Schmorl’s nodes (SN) are a subclassification of herniation that results in the nucleus pulpous (NP) being pushed through the cartilage and endplate. In most cases, SN are asymptomatic findings on imaging modalities but may become painful over time. Despite numerous postulates as to the pathogenesis of SN (autoimmunity, trauma, degeneration, etc.), no single theory is currently accepted. Previous studies indicated SN is associated with the degeneration of the vertebral discs. With the wide variability of reported prevalence data, 3.8%–76%, precedence has been placed not only on examining the different etiologies of SN but on classifying it as well. Currently, at least one study has proposed a classification system. The classification is broken into five categories based on the contour, morphology, and typology of the lesion.

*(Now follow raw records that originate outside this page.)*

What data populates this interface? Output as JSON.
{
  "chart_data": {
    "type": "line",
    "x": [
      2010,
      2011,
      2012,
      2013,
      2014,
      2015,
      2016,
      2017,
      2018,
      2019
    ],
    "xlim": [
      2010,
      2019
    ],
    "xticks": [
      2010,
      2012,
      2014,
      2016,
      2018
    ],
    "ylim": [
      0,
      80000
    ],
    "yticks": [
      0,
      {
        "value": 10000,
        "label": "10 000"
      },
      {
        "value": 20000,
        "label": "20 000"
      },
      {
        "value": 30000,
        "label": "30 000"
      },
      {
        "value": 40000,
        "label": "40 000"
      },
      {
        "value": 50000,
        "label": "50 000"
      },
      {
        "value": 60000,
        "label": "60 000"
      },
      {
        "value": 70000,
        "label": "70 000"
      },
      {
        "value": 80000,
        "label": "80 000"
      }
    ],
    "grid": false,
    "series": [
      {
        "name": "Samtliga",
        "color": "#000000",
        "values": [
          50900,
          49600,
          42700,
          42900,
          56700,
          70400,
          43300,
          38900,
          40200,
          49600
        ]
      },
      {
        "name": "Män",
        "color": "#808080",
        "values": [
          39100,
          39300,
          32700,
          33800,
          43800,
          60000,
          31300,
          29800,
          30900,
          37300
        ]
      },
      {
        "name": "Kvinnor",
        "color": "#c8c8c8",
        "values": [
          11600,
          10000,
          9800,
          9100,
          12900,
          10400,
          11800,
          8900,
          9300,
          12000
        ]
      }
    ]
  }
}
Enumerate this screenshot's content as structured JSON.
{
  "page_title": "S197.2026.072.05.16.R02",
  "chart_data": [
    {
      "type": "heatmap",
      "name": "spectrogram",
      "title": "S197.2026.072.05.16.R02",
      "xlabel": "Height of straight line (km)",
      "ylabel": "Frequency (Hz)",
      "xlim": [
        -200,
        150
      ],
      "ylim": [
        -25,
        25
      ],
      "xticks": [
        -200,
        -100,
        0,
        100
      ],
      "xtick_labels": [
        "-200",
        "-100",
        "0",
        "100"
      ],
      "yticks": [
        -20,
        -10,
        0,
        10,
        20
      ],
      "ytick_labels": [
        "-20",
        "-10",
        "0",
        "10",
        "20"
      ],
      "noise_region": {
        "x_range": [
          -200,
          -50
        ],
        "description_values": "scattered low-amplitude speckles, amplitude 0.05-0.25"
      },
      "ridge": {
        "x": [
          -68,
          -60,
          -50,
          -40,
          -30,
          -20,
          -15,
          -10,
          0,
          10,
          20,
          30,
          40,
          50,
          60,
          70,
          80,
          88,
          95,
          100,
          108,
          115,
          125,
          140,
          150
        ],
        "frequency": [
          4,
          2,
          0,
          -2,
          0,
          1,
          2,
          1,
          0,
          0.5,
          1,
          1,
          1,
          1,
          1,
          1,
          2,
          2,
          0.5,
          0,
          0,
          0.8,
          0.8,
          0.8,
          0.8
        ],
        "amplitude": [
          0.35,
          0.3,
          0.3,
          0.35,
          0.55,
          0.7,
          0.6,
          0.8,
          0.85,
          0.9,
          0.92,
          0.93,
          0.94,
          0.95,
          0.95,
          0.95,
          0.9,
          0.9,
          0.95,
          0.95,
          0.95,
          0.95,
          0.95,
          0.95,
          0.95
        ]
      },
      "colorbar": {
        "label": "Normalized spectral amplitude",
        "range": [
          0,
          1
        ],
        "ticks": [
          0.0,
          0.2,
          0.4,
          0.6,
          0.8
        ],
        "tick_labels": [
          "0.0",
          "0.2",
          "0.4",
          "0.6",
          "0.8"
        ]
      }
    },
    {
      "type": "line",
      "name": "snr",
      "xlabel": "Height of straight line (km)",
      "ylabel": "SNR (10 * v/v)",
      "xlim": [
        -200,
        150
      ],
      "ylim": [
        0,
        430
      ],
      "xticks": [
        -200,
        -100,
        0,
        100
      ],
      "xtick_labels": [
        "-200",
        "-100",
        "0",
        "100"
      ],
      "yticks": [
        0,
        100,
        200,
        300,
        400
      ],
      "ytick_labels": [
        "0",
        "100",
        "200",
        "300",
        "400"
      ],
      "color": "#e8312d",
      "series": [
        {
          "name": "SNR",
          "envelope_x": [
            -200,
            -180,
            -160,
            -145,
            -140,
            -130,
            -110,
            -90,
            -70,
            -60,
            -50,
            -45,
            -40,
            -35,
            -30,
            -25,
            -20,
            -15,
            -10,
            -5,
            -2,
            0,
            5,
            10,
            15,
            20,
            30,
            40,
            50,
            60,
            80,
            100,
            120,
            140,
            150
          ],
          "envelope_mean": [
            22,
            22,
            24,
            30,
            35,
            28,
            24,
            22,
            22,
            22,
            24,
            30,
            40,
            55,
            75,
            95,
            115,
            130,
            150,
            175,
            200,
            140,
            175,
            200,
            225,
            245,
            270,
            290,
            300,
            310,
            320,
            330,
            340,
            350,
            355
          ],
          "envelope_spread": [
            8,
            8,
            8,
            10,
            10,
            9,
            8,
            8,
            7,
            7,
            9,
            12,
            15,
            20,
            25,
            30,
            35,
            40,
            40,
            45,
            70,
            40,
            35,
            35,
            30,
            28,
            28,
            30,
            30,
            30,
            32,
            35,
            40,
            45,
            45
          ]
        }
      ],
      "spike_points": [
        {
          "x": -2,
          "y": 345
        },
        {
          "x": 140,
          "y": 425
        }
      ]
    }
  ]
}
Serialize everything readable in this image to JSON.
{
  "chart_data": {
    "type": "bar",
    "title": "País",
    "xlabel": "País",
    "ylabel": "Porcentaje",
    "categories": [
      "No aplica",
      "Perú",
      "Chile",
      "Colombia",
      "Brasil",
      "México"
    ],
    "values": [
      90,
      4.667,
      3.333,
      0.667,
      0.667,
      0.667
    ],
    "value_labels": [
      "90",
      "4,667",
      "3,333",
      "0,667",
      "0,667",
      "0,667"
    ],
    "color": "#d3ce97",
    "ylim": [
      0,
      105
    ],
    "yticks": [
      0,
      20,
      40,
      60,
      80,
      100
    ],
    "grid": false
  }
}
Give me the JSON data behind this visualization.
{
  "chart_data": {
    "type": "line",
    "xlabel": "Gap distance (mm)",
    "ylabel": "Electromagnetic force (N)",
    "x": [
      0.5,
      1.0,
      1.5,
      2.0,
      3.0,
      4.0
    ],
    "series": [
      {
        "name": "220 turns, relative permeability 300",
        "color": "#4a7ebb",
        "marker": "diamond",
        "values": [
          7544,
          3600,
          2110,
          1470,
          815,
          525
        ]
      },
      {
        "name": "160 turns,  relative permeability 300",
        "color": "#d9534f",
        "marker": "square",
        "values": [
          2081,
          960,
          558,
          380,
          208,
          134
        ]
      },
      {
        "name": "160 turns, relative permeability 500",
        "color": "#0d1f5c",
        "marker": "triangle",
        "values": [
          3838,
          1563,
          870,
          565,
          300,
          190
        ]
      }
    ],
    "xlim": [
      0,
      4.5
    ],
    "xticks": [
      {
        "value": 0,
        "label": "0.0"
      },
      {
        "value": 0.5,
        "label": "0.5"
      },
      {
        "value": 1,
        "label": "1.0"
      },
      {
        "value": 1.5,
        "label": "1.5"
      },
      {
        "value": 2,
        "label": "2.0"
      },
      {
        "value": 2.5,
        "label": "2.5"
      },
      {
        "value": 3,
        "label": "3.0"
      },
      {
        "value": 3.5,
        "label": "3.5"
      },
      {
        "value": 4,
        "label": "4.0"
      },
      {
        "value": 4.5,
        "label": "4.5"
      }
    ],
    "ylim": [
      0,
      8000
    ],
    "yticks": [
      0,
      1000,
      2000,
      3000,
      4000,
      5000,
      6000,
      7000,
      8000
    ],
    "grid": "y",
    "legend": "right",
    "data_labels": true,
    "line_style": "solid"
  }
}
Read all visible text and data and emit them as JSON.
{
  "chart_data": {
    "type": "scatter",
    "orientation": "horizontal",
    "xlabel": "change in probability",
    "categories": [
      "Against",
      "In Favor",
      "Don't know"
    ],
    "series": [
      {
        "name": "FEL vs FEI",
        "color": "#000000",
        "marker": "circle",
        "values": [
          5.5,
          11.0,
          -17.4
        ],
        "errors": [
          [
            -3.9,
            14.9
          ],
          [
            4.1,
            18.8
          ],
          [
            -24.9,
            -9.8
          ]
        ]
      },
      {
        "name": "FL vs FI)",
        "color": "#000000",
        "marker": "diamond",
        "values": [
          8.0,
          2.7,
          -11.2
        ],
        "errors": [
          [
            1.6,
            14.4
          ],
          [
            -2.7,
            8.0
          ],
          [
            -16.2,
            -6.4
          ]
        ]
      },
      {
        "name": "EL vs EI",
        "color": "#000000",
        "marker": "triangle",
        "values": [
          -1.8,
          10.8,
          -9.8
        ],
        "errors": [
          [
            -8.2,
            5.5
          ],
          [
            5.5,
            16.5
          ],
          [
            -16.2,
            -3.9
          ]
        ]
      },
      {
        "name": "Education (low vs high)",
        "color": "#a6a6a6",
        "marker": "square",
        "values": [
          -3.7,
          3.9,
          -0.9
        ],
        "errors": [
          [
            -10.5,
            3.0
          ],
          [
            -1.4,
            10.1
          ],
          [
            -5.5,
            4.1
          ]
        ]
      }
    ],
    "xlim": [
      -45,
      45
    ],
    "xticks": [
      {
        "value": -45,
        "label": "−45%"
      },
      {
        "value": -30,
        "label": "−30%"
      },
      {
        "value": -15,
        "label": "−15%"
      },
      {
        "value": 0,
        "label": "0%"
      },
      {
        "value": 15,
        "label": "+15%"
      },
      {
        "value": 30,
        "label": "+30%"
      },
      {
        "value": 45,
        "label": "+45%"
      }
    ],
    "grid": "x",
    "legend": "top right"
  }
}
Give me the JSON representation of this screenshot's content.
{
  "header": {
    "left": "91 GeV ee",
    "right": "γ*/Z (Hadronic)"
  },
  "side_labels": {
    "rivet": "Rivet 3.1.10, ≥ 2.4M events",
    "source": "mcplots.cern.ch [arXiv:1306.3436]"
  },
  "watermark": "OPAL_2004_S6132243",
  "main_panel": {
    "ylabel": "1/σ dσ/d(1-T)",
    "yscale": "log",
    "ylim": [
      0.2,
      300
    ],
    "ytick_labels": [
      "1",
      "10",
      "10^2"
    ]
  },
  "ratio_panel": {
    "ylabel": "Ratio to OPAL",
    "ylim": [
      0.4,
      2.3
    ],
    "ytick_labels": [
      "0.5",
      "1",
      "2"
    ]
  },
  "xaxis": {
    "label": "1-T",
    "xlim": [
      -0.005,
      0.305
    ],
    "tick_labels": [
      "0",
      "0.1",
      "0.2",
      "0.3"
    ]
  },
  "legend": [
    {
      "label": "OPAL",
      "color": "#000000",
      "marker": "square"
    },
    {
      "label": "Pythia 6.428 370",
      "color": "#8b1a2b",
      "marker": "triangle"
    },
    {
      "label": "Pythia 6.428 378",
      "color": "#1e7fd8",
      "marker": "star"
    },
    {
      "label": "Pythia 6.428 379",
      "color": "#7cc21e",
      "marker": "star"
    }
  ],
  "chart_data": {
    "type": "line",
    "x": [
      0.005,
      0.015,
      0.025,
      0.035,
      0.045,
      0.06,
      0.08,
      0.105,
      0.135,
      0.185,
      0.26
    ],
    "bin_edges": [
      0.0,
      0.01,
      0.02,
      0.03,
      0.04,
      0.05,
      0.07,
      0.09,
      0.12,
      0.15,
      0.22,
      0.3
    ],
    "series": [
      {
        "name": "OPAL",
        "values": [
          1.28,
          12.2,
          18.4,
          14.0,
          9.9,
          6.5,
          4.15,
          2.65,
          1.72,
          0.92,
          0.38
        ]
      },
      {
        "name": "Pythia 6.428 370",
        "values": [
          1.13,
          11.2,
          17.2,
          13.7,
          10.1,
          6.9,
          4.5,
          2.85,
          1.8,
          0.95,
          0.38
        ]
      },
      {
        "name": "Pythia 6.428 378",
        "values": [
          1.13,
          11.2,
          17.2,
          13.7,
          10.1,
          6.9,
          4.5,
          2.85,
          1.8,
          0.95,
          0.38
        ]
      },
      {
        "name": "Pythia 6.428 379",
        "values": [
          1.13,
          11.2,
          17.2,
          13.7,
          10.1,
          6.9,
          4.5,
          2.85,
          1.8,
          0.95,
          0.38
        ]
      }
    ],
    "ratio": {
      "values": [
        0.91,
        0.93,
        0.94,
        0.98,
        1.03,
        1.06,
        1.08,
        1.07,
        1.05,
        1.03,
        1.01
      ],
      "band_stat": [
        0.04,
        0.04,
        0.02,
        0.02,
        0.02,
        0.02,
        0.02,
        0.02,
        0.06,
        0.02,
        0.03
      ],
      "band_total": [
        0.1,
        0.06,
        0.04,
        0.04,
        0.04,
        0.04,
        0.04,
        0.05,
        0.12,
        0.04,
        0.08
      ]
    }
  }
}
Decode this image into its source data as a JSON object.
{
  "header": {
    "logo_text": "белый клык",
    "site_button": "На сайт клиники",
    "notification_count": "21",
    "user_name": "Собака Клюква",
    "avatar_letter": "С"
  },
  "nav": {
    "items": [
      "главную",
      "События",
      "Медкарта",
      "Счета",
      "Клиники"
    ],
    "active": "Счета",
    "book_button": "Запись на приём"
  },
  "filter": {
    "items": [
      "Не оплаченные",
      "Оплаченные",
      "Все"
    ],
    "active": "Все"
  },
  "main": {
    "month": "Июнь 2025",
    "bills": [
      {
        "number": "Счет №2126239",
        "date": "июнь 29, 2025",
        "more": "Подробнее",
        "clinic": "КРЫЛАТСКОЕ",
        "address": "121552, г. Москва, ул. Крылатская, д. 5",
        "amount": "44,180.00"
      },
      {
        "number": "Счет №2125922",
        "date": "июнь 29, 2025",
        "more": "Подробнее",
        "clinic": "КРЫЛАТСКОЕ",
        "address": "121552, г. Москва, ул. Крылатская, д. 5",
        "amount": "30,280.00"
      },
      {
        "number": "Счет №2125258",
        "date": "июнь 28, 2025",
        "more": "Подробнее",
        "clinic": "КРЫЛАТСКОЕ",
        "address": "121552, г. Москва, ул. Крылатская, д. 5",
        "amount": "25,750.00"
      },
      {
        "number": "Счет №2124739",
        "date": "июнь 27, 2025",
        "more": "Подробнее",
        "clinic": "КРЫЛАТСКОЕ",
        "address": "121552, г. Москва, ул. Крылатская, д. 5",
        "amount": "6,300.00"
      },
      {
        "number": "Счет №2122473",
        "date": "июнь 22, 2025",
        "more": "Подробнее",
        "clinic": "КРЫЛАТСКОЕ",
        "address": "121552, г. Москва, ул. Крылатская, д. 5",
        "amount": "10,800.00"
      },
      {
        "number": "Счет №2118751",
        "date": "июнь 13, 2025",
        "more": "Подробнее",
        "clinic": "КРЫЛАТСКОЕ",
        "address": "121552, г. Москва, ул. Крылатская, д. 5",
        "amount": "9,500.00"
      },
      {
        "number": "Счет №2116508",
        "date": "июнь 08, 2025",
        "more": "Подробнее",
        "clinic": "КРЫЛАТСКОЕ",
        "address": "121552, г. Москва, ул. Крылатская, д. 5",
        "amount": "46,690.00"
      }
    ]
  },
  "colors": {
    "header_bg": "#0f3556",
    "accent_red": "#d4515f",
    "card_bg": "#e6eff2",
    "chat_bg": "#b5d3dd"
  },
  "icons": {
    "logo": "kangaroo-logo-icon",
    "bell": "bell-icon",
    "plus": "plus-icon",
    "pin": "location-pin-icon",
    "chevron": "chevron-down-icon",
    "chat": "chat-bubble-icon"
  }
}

Despite continued research, such as that by Mok et al. which described the association between SN and disc degeneration, the clinical relevance of SN remains uncertain as the explanatory mechanism or pathogenesis to lower back pain has not been fully elucidated. Additionally, conflicting evidence about the progression of SN to disc degenerative symptomology exists, making prognostication inherently difficult. The initial results of the classification system described by Samartzis et al are promising with an excellent intraobserver (kappa = 0.88) and good interobserver reliability (mean kappa = 0.79). Despite the initial findings, it is important to note that the intraobserver reliability was calculated with a small observer sample size ( n = 2) and is a logical starting place for future analysis. Additionally, further studies investigating the prognostic utility and reliability of the aforementioned system as well as mechanistic evaluations of the pathophysiology of SN is necessary.